Montelongo, a 1977 B.Sc.-holder from the U.S. Military Academy at West Point, served in the Army as a Ranger and Air Defense Artillery officer before his selection as special assistant to the commander in chief of the U.S. Southern Command; speechwriter and special assistant to the Army chief of staff, and a Congressional Fellow. In 1996, he entered private industry with BellSouth Telecommunications and later became a sales executive with Cap Gemini Ernst & Young.
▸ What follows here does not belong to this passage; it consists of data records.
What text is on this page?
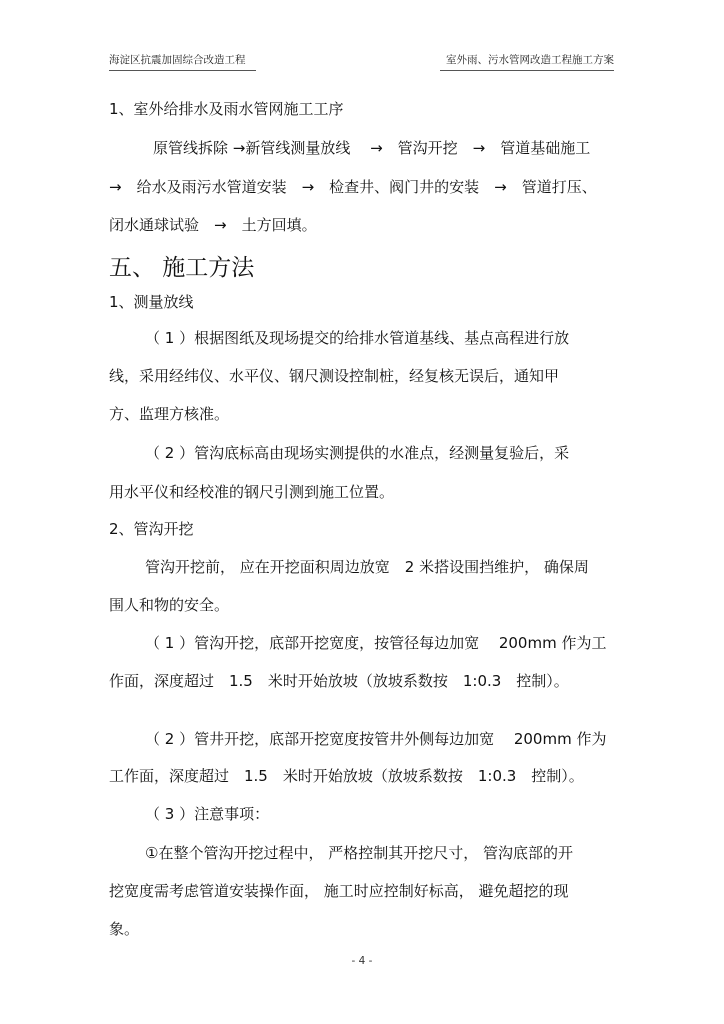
海淀区抗震加固综合改造工程	室外雨、污水管网改造工程施工方案
1、室外给排水及雨水管网施工工序
原管线拆除 →新管线测量放线 　→　管沟开挖　→　管道基础施工
→　给水及雨污水管道安装　→　检查井、阀门井的安装　→　管道打压、
闭水通球试验　→　土方回填。
五、 施工方法
1、测量放线
（ 1 ）根据图纸及现场提交的给排水管道基线、基点高程进行放
线，采用经纬仪、水平仪、钢尺测设控制桩，经复核无误后，通知甲
方、监理方核准。
（ 2 ）管沟底标高由现场实测提供的水准点，经测量复验后，采
用水平仪和经校准的钢尺引测到施工位置。
2、管沟开挖
管沟开挖前， 应在开挖面积周边放宽　2 米搭设围挡维护， 确保周
围人和物的安全。
（ 1 ）管沟开挖，底部开挖宽度，按管径每边加宽　 200mm 作为工
作面，深度超过　1.5　米时开始放坡（放坡系数按　1:0.3　控制）。
（ 2 ）管井开挖，底部开挖宽度按管井外侧每边加宽　 200mm 作为
工作面，深度超过　1.5　米时开始放坡（放坡系数按　1:0.3　控制）。
（ 3 ）注意事项：
①在整个管沟开挖过程中， 严格控制其开挖尺寸， 管沟底部的开
挖宽度需考虑管道安装操作面， 施工时应控制好标高， 避免超挖的现
象。
- 4 -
As assistant Air Force secretary, he also is principal advisor to the secretary, chief of staff, and other senior officials on fiscal matters.

Richard A. Tapia, Ph.D.
Noah Harding Professor of Computational and Applied Mathematics
Rice University
Dr. Tapia, the first in his family to attend college, earned B.A., M.A., and Ph.D. degrees from UCLA. His efforts at Rice have won national recognition for educational outreach, and the Rice Computational and Applied Math Department has become a national leader in producing women and underrepresented minority Ph.D.s in mathematics. Dr. Tapia also is internationally known for his work in factory optimization, and he has coauthored two books and more than 80 mathematical research papers. He also is Rice's associate director of graduate studies and director of the Center for Excellence and Equity in Education. Appointed by President Clinton to the National Science Foundation's governing board, Dr. Tapia also won the Hispanic Engineer of the Year Award at the 1996 Hispanic Engineer National Achievement Awards Conference.